“Come here.”
The words were not a command, not quite, but they carried a quiet certainty that left little room for hesitation.
Arabella placed her glass beside his, then crossed the small distance between them. Her hand found his, her fingers fitting into his grasp with a familiarity that felt at odds with how little time had passed. He pressed her palm flat against his chest, and she felt it then. His heart was pounding in the same, remarkably quick and thundering pace as hers.
Her eyes flashed up to meet his, and he pulled it away from his chest to lead her toward the bed.
Her breath quickened with each step, the awareness of what was ahead pressing closer with every movement. Yet when he turned to her, there was no haste in him, no impatience.
“Sit,” he said, guiding her gently.
She obeyed, smoothing her nightgown over her knees as she settled at the edge of the bed. The fabric felt suddenly too light, too insubstantial, as though it offered no protection against the intensity of his attention.
Maxwell remained standing for a moment, studying her as though ensuring something she could not see. Then he reached out, his hand lifting to brush lightly against her arm.
The touch was deliberate, unhurried.
Arabella drew in a breath, the contact sending a quiet shiver through her. It was not the first time he had touched her, not after what had passed between them before, and yet it felt different now. Slower. Considered.
“You are cold,” he observed.
“I do not feel cold,” she said quickly, though her voice betrayed her.
His hand moved, not withdrawing but shifting, tracing a path along her arm in a way that seemed less about the destination than the act itself. The warmth of his touch spread gradually, easing some of the tension she had carried with her.
“We will not rush this,” he said.
Arabella’s gaze lifted to his, searching. “No?”
“No.”
The word settled into her, unexpected and steady.
He sat beside her then, close enough that she could feel the heat of him without their bodies fully touching. His hand remained at her arm, his thumb brushing lightly over her skin in a motion that was almost absent, as though he did not fully realize he was doing it.
Arabella let out a slow breath, her shoulders easing despite herself.
“This is not so terrible,” she murmured, more to herself than to him.
Maxwell’s gaze landed on her. “No,” he said. “It is not.”
The quiet that followed was different from the others they had shared. Then Arabella swallowed, her hands resting in her lap as she gathered her courage, aware that the moment was shifting, drawing them both toward what could no longer be delayed.
She turned slightly toward him, her voice softer now. “And now?”
Maxwell’s hand stilled briefly against her arm before resuming its slow, deliberate movement.
“Now,” he said, his gaze holding hers, “we continue.”

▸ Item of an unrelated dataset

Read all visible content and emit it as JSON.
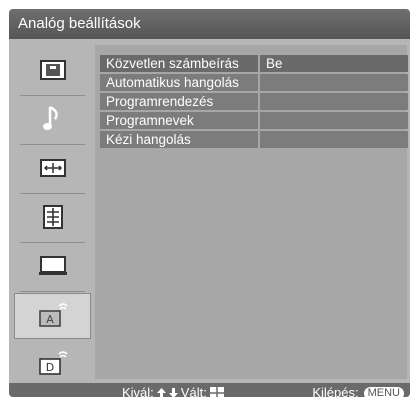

His touch did not change, and that, more than anything, steadied her.
Maxwell’s hands remained careful, deliberate, as though he were guiding her through something unfamiliar rather than taking from her what was owed. The warmth of his palm against her skin lingered, moving in slow, measured paths that allowed her to adjust, to breathe, to understand what was happening rather than be overwhelmed by it.
Arabella kept her gaze lifted toward him at first, searching his expression, trying to read what lay beneath the mask he never removed. The candlelight softened the edges of him, casting shadows along his shoulders and across the sharp line of his jaw. There was a moment, brief but unmistakable, when his hand lifted toward his face.
Her breath caught.
For a heartbeat, she thought he would remove it.